Tree of Thoughts: Deliberate Problem Solving with Large Language Models

Taewoo Kim·2025년 1월 6일

[Prompt Engineering]

목록 보기

2/7

0. Abstract

기존 LLM은 Left-To-Right, Token-Level decision Process 방식에 국한되어 있음.
탐구, 전략적 예측, 초기 결정의 영향이 큰 task에 대해 부족함이 있음.
위 문제들을 해결하기 위해 ToT를 제안
- coherent unit of thought(text)를 문제를 풀기 위한 중간 step으로 만든 후 탐구
- ToT를 활용하여 LM이 다양한 추론 방법 경로를 고려하며, self-evaluating하여 next course of action을 결정하기 위한 choices를 할 수 있음.

1. Introduction

사람이 의사결정을 하는데 있어서 2가지 모드를 사용.

System 1. fast & automatic, unconscious mode

System 2. slow & deliberate, conscious mode

이 2가지 모드는 machine learning에 사용되는 다양한 수학적 모델과 연결되어 있음.

System 1 : the simple associative token-level choices

System 2 : evaluates its current status and actively looks ahead or backtracks to make more global decisions

논문에서는 planning process를 디자인 하기 위해 Tree of Thoughts를 제안함.

thought : 문제 해결을 위한 intermediate step 역할을 하는 coherent language sequence.

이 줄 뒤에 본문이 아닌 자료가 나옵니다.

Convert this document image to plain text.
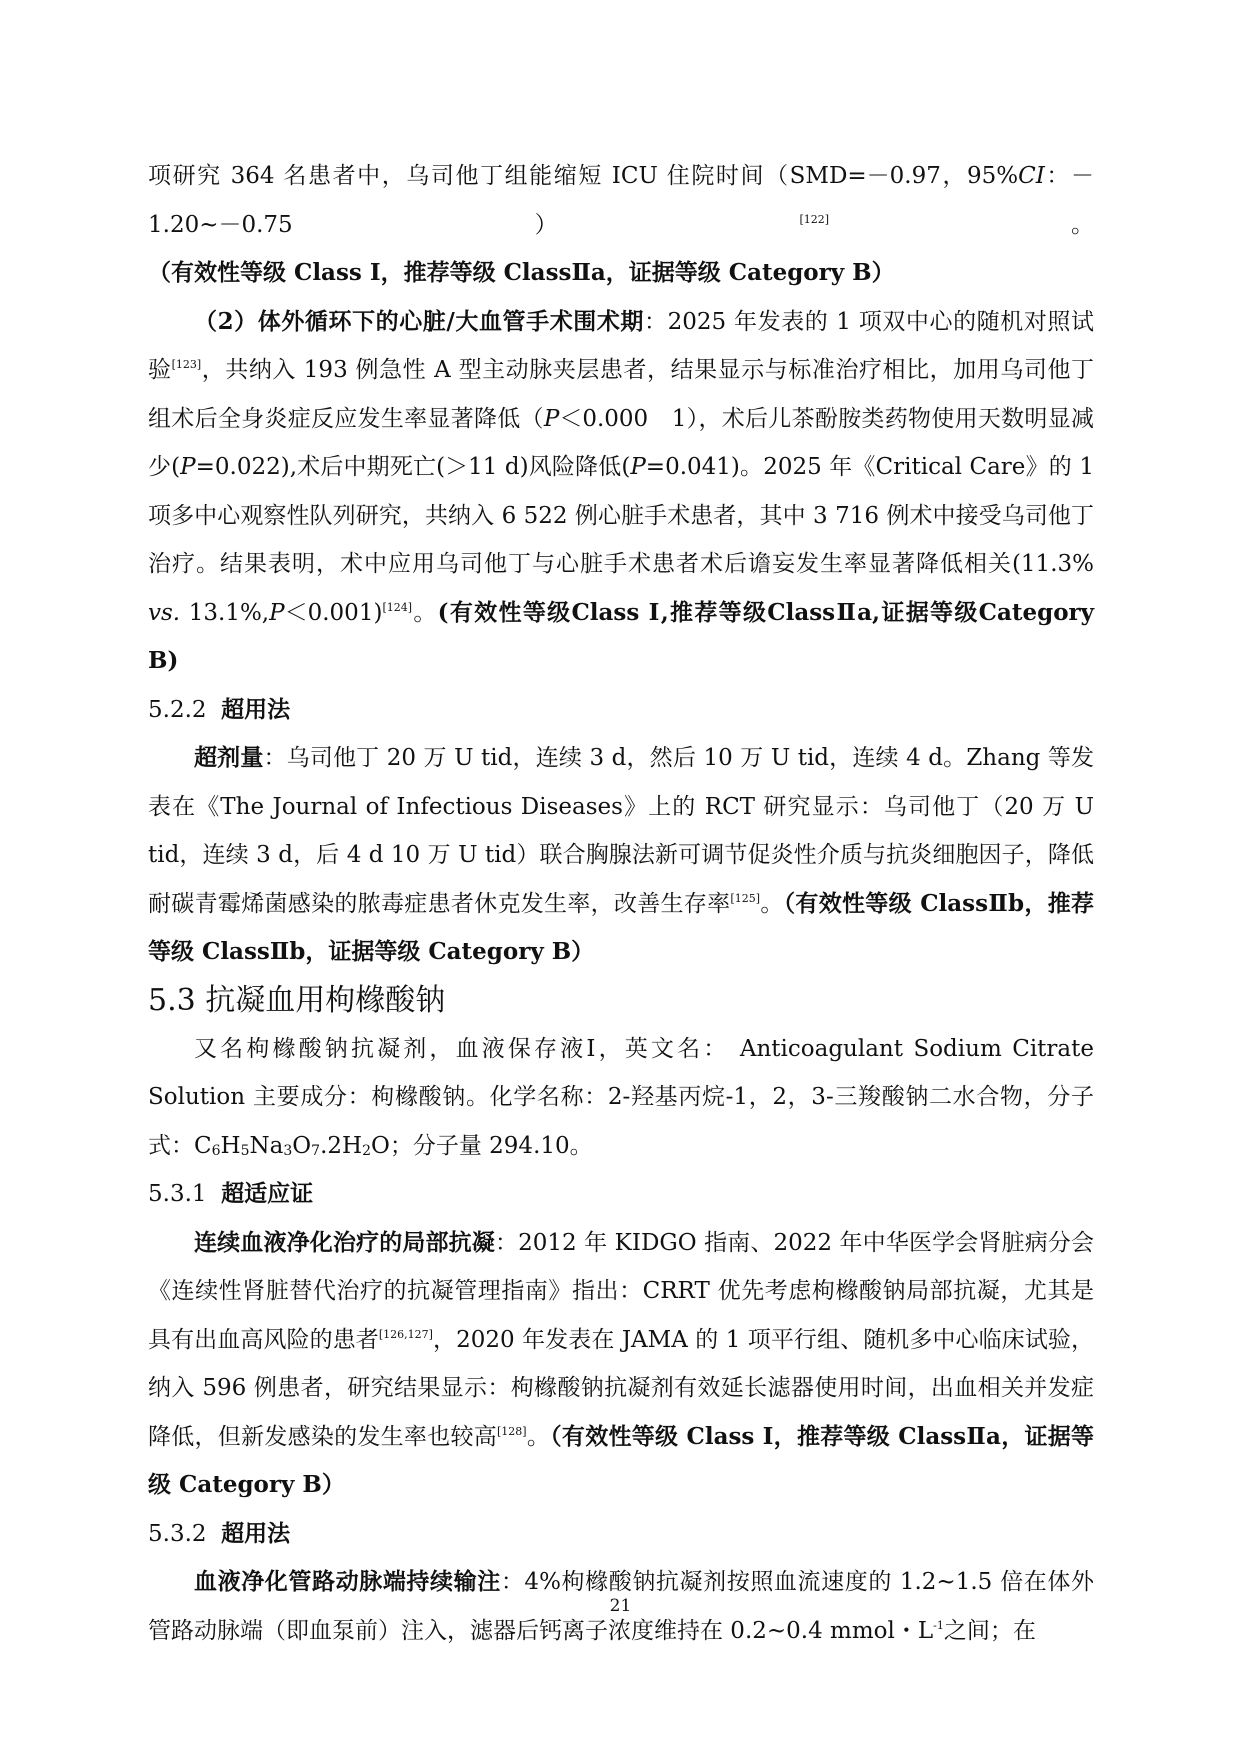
项研究 364 名患者中，乌司他丁组能缩短 ICU 住院时间（SMD=－0.97，95%CI：－1.20~－0.75）[122]。（有效性等级 Class Ⅰ，推荐等级 ClassⅡa，证据等级 Category B）

（2）体外循环下的心脏/大血管手术围术期：2025 年发表的 1 项双中心的随机对照试验[123]，共纳入 193 例急性 A 型主动脉夹层患者，结果显示与标准治疗相比，加用乌司他丁组术后全身炎症反应发生率显著降低（P＜0.000　1），术后儿茶酚胺类药物使用天数明显减少(P=0.022),术后中期死亡(＞11 d)风险降低(P=0.041)。2025 年《Critical Care》的 1 项多中心观察性队列研究，共纳入 6 522 例心脏手术患者，其中 3 716 例术中接受乌司他丁治疗。结果表明，术中应用乌司他丁与心脏手术患者术后谵妄发生率显著降低相关(11.3% vs. 13.1%,P＜0.001)[124]。(有效性等级Class Ⅰ,推荐等级ClassⅡa,证据等级Category B)

5.2.2 超用法

超剂量：乌司他丁 20 万 U tid，连续 3 d，然后 10 万 U tid，连续 4 d。Zhang 等发表在《The Journal of Infectious Diseases》上的 RCT 研究显示：乌司他丁（20 万 U tid，连续 3 d，后 4 d 10 万 U tid）联合胸腺法新可调节促炎性介质与抗炎细胞因子，降低耐碳青霉烯菌感染的脓毒症患者休克发生率，改善生存率[125]。（有效性等级 ClassⅡb，推荐等级 ClassⅡb，证据等级 Category B）

5.3 抗凝血用枸橼酸钠

又名枸橼酸钠抗凝剂，血液保存液Ⅰ，英文名： Anticoagulant Sodium Citrate Solution 主要成分：枸橼酸钠。化学名称：2-羟基丙烷-1，2，3-三羧酸钠二水合物，分子式：$C_6H_5Na_3O_7.2H_2O$；分子量 294.10。

5.3.1 超适应证

连续血液净化治疗的局部抗凝：2012 年 KIDGO 指南、2022 年中华医学会肾脏病分会《连续性肾脏替代治疗的抗凝管理指南》指出：CRRT 优先考虑枸橼酸钠局部抗凝，尤其是具有出血高风险的患者[126,127]，2020 年发表在 JAMA 的 1 项平行组、随机多中心临床试验，纳入 596 例患者，研究结果显示：枸橼酸钠抗凝剂有效延长滤器使用时间，出血相关并发症降低，但新发感染的发生率也较高[128]。（有效性等级 Class Ⅰ，推荐等级 ClassⅡa，证据等级 Category B）

5.3.2 超用法

血液净化管路动脉端持续输注：4%枸橼酸钠抗凝剂按照血流速度的 1.2~1.5 倍在体外管路动脉端（即血泵前）注入，滤器后钙离子浓度维持在 0.2~0.4 mmol・$L^{-1}$之间；在

21
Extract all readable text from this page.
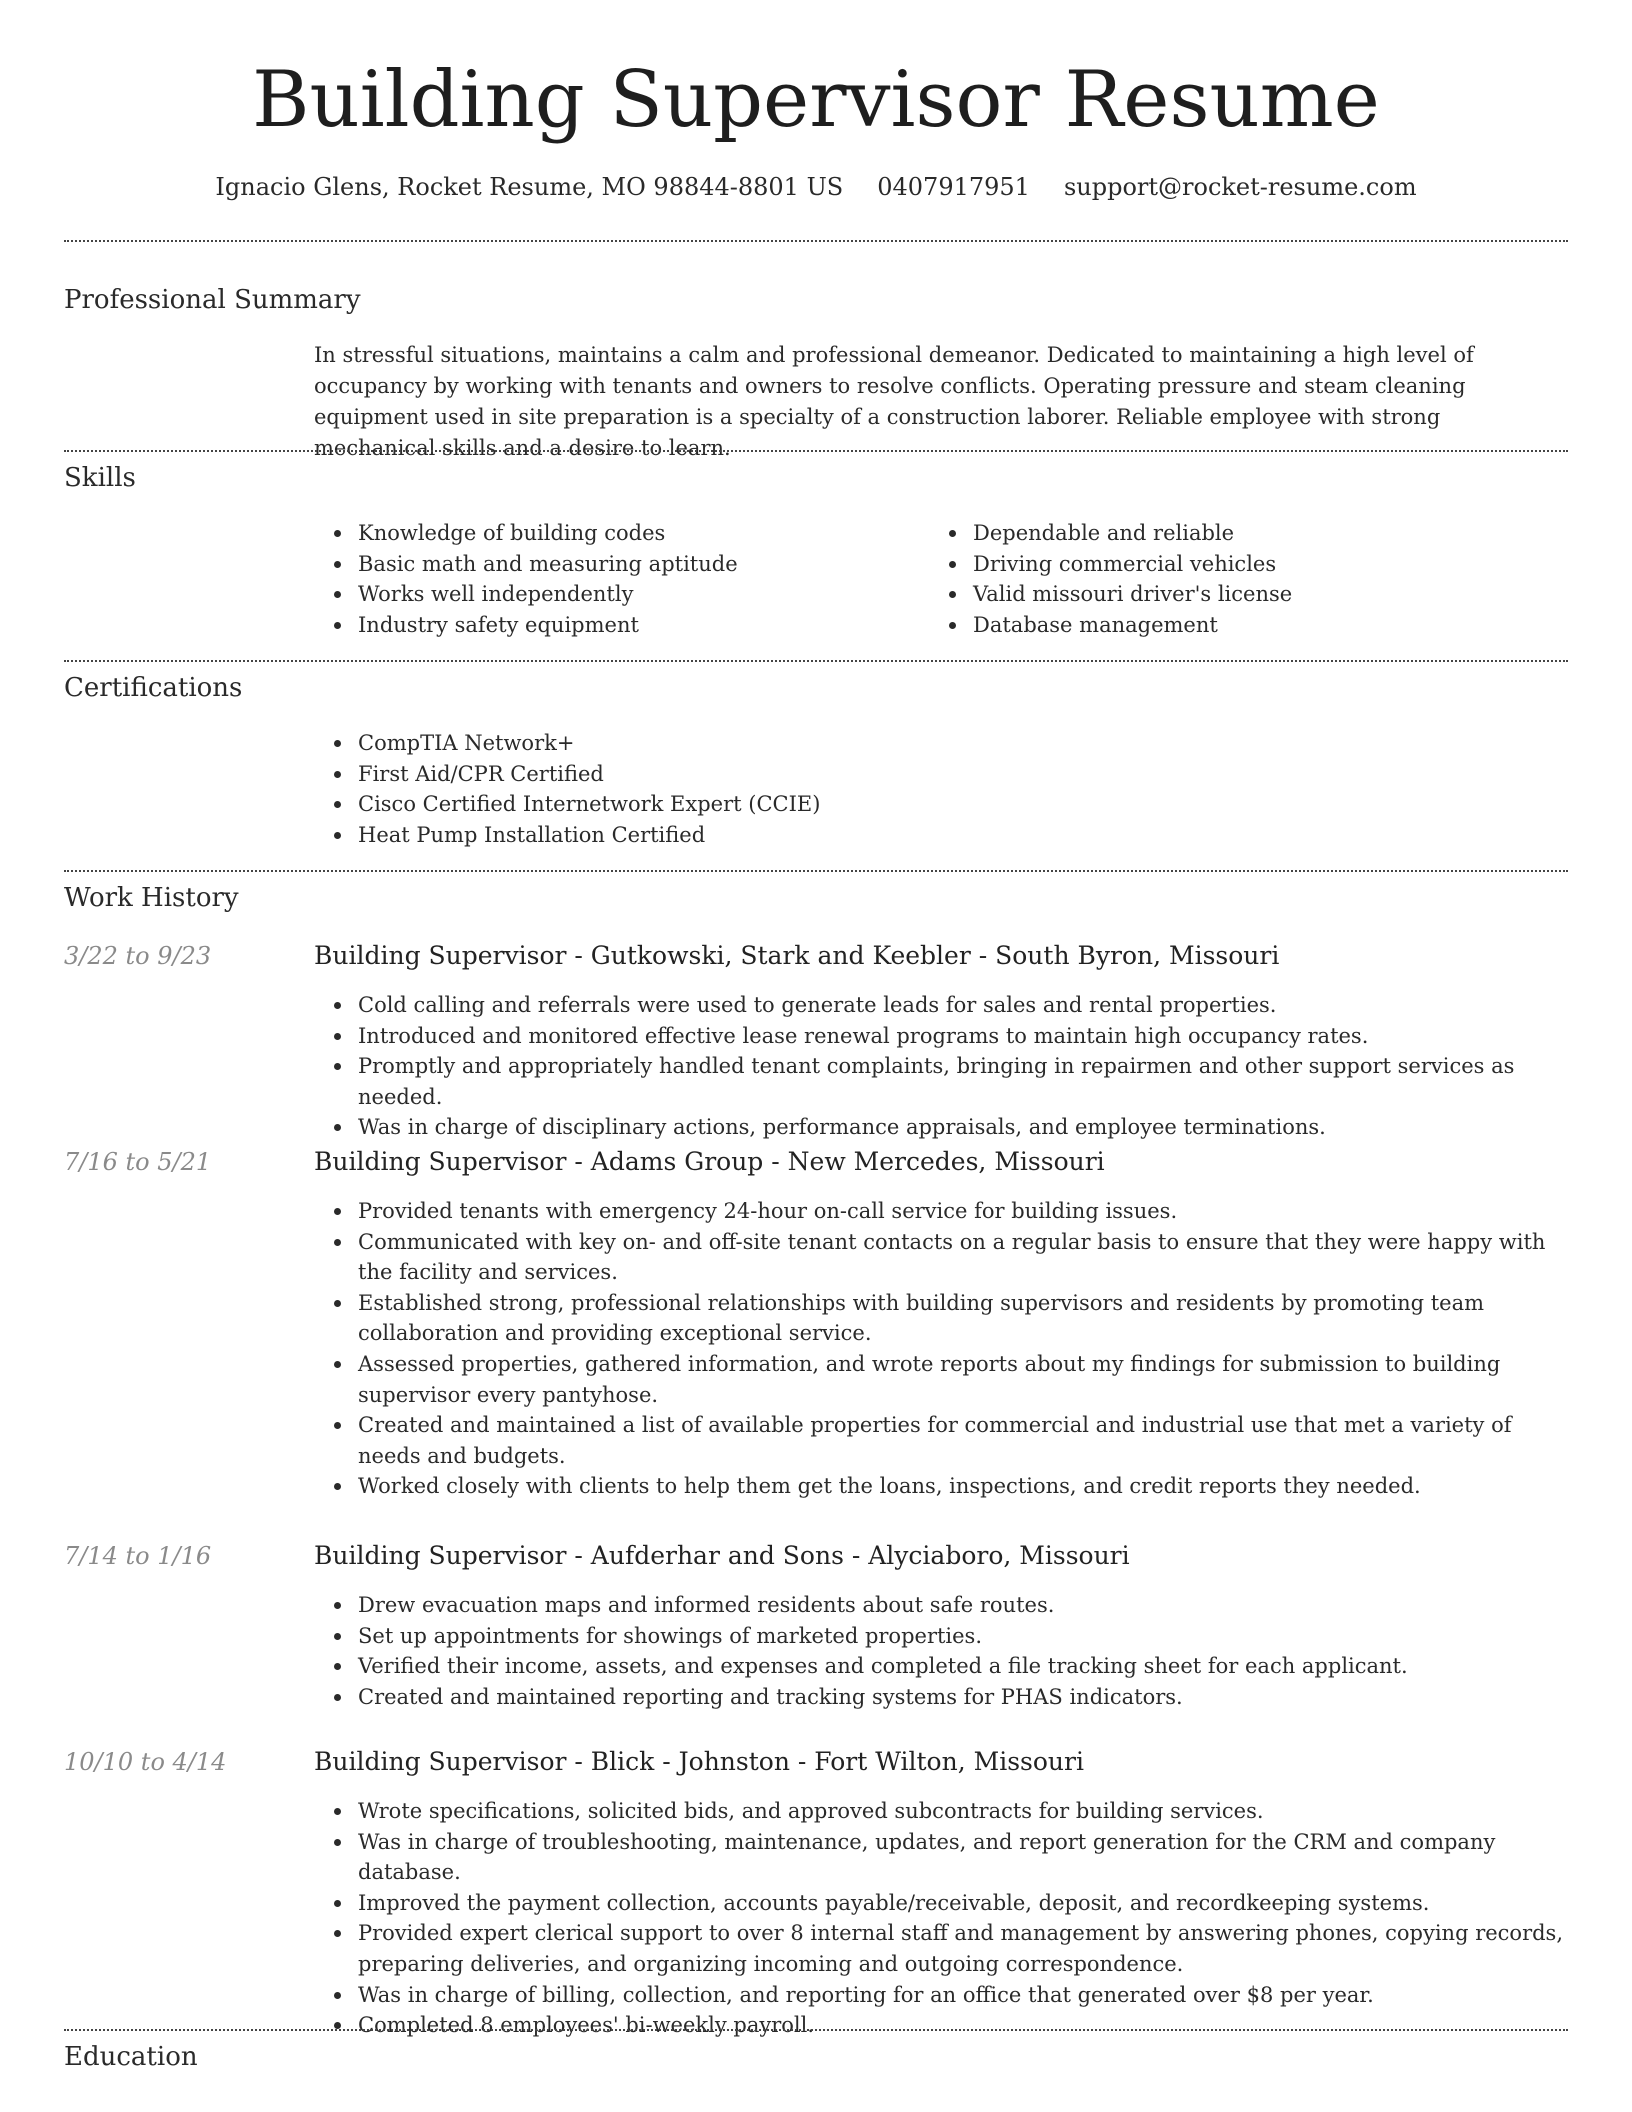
Building Supervisor Resume
Ignacio Glens, Rocket Resume, MO 98844-8801 US 0407917951 support@rocket-resume.com
Professional Summary

In stressful situations, maintains a calm and professional demeanor. Dedicated to maintaining a high level of occupancy by working with tenants and owners to resolve conflicts. Operating pressure and steam cleaning equipment used in site preparation is a specialty of a construction laborer. Reliable employee with strong mechanical skills and a desire to learn.

Skills
Knowledge of building codes
Basic math and measuring aptitude
Works well independently
Industry safety equipment
Dependable and reliable
Driving commercial vehicles
Valid missouri driver's license
Database management
Certifications
CompTIA Network+
First Aid/CPR Certified
Cisco Certified Internetwork Expert (CCIE)
Heat Pump Installation Certified
Work History
3/22 to 9/23	Building Supervisor - Gutkowski, Stark and Keebler - South Byron, Missouri
Cold calling and referrals were used to generate leads for sales and rental properties.
Introduced and monitored effective lease renewal programs to maintain high occupancy rates.
Promptly and appropriately handled tenant complaints, bringing in repairmen and other support services as needed.
Was in charge of disciplinary actions, performance appraisals, and employee terminations.
7/16 to 5/21	Building Supervisor - Adams Group - New Mercedes, Missouri
Provided tenants with emergency 24-hour on-call service for building issues.
Communicated with key on- and off-site tenant contacts on a regular basis to ensure that they were happy with the facility and services.
Established strong, professional relationships with building supervisors and residents by promoting team collaboration and providing exceptional service.
Assessed properties, gathered information, and wrote reports about my findings for submission to building supervisor every pantyhose.
Created and maintained a list of available properties for commercial and industrial use that met a variety of needs and budgets.
Worked closely with clients to help them get the loans, inspections, and credit reports they needed.
7/14 to 1/16	Building Supervisor - Aufderhar and Sons - Alyciaboro, Missouri
Drew evacuation maps and informed residents about safe routes.
Set up appointments for showings of marketed properties.
Verified their income, assets, and expenses and completed a file tracking sheet for each applicant.
Created and maintained reporting and tracking systems for PHAS indicators.
10/10 to 4/14	Building Supervisor - Blick - Johnston - Fort Wilton, Missouri
Wrote specifications, solicited bids, and approved subcontracts for building services.
Was in charge of troubleshooting, maintenance, updates, and report generation for the CRM and company database.
Improved the payment collection, accounts payable/receivable, deposit, and recordkeeping systems.
Provided expert clerical support to over 8 internal staff and management by answering phones, copying records, preparing deliveries, and organizing incoming and outgoing correspondence.
Was in charge of billing, collection, and reporting for an office that generated over $8 per year.
Completed 8 employees' bi-weekly payroll.
Education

high-level semantic unit을 통해 LM은 deliberate reasoning process를 통해 문제 해결을 위한 different intermediate thought의 progress를 self-evaluate할 수 있음.

laguage-based capability를 결합하여 search algorithms(BFS, DFS)을 통해 thoughts를 생성하고 평가하여 lookahead와 backtracking을 통해 ToT를 체계적으로 탐구할 수 있음.

Task

Game of 24
Creative Writing
Crosswords

연역적, 수학적, 기본 상식, 어휘 추론 능력, 체계적 계획 세우기 또는 검색을 필요로 하는 task.

2. Background

$p_ \theta$ = pre-trained LM with parameter $\theta$

$x, y, z, s, ...$ : language sequence

$pθ(x) = \Pi ^n_{i=1} pθ(x[i]|x[1...i])$ - $x[i]$ is a token

uppercase letter S, … : collection of language sequences.

Input-output prompting

문제를 해결하는 가장 흔한 방법으로 input $x$ 를 넣으면 output $y$ 를 내보내는 방식

LM : $y$ ~ $p_\theta(y|prompt_{IO}(x))$ - $prompt_{IO}(x)$ 는 task instructions 와/또는 few-shot input-output examples로 구성.

Chain-of-thought prompting

input $x$ 가 output $y$ 로 매핑되는 것이 중요하지 않은 문제를 해결하기 위해 만들어진 방법. (예, input $x$ 는 수학 질의 output $y$ 는 수치 답인 경우)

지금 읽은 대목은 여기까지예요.